Student Lead: Radu Baltean-Lugojan
This project investigates using problem structure for finding globally optimal solutions in non-convex optimisation. We analyse specific problem structure in volatility modelling (finance) and in pooling networks (oil & gas).
Background & Challenges
A wide range of theoretical and industrial applications of optimisation go beyond linear or convex problems and fall in the category of non-convex optimisation. Solving such problems implies multiple local optimal solutions, rendering gradient-based search unable to deterministically find the global optimal solution. Multiple frameworks for deterministic global optimisation have been proposed and implemented in academic and commercial solvers, most notably branch-and-bound or branch-and-cut.
However, existing approaches do not scale well to relevant large-scale problems which are often NP-Hard. In general, the more problem structure an optimisation solver is able to incorporate the more computationally efficient it becomes. Finally, there is a trade-off between using very specific problem structure (in analytical, topological or polyhedral form) and maintaining generality.
Piecewise Parametric Structure in the Pooling Problem (topological and analytical piecewise structure)
The standard pooling problem is a NP-hard sub-class of non-convex quadratically-constrained optimization problems that commonly arises in process systems engineering applications. We take a parametric approach to uncovering topological structure and sparsity of the standard pooling problem in its p-formulation. The structure uncovered in this approach validates Professor Christodoulos A. Floudas’ intuition that pooling problems are rooted in piecewise-defined functions. We introduce dominant active topologies to explicitly identify pooling problem sparsity and show that the sparse patterns of active topological structure are associated with a piecewise objective function. Finally, the paper explains the conditions under which sparsity vanishes and where the combinatorial complexity emerges to cross over the P/NP boundary. We formally present the results obtained and their derivations for various specialized pooling problem instances.
Non-linear calibration of implied volatility expansion models (algebraic structure approximation)

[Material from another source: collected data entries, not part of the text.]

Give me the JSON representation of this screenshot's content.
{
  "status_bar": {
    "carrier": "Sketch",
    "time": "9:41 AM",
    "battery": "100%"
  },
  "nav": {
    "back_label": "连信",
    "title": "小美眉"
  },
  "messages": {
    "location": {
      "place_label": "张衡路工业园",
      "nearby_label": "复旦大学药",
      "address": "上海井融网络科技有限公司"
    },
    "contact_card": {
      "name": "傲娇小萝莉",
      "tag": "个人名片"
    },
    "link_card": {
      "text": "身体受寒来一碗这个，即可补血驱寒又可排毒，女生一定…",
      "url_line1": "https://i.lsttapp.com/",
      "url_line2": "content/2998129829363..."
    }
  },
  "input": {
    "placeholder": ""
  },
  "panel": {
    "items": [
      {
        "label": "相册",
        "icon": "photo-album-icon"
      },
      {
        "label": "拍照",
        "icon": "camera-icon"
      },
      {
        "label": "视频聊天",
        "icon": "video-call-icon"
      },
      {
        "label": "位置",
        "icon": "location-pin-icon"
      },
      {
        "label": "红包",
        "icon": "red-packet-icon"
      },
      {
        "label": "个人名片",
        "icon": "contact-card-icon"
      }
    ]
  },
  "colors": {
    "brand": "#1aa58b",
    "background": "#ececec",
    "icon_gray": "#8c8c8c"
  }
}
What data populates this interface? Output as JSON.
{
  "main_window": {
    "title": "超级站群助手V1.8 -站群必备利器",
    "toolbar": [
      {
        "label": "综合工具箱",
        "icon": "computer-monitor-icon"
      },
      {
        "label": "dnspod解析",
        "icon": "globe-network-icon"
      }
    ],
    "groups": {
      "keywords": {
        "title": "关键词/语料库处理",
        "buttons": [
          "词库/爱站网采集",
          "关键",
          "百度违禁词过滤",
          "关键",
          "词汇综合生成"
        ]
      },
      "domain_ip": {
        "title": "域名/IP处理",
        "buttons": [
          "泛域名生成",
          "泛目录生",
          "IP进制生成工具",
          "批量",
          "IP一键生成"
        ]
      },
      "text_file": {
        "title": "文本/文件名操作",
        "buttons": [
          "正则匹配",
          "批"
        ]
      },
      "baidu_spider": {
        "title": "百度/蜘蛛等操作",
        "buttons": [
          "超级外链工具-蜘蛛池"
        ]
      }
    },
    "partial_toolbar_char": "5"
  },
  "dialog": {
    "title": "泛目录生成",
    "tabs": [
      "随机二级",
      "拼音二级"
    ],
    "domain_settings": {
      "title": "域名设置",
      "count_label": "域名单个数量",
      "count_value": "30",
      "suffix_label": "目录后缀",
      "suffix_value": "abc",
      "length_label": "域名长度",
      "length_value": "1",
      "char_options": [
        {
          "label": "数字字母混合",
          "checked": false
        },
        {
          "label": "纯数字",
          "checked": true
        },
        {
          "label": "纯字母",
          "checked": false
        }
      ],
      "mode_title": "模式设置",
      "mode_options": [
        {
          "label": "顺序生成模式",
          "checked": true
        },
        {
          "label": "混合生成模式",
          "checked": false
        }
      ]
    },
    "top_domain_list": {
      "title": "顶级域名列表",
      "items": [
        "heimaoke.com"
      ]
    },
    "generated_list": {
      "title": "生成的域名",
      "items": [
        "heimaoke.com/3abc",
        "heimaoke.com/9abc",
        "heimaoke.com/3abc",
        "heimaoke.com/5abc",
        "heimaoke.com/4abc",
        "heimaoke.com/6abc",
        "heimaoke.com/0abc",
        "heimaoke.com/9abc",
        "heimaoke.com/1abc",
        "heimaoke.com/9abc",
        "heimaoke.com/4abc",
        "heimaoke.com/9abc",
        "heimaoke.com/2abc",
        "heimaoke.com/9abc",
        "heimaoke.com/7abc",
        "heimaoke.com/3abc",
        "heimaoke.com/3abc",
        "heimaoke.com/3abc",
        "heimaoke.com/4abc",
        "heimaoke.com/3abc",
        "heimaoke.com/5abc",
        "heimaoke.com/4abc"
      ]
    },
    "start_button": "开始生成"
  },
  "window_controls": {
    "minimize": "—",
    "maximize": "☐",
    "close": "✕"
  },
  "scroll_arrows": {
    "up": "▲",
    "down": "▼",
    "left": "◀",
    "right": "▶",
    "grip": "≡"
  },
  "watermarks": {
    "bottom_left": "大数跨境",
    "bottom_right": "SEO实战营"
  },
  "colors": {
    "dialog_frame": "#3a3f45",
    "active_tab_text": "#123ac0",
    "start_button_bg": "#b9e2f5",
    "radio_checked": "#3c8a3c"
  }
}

Implied volatility expansions allow calibration of sophisticated volatility models. They provide an accurate fit and parametrization of implied volatility surfaces that is consistent with empirical observations. Fine-grained higher order expansions offer a better fit but pose the challenge of finding a robust, stable, and computationally tractable calibration procedure due to a large number of market parameters and nonlinearities. We propose calibration schemes for second order expansions that take advantage of the model’s structure via exact parameter reductions and recoveries, reuse and scaling between expansion orders where permitted by the model asymptotic regime, and numerical iteration over bounded significant parameters. We perform a numerical analysis over 12 years of real S&P 500 index options data for both multiscale stochastic and general local-stochastic volatility models. Our methods are validated empirically by obtaining stable market parameters that meet the qualitative and numerical constraints imposed by their functional forms and model asymptotic assumptions.
- R. Baltean-Lugojan, R. Misener, Piecewise Parametric Structure in the Pooling Problem – from Sparse Strongly-Polynomial Solutions to NP-Hardness, submitted to journal, 2017.
- R. Baltean-Lugojan, P. Parpas, Robust numerical calibration for implied volatility expansion models, SIAM Journal on Financial Mathematics, volume 7, issue 1, pp.917–946, 2016.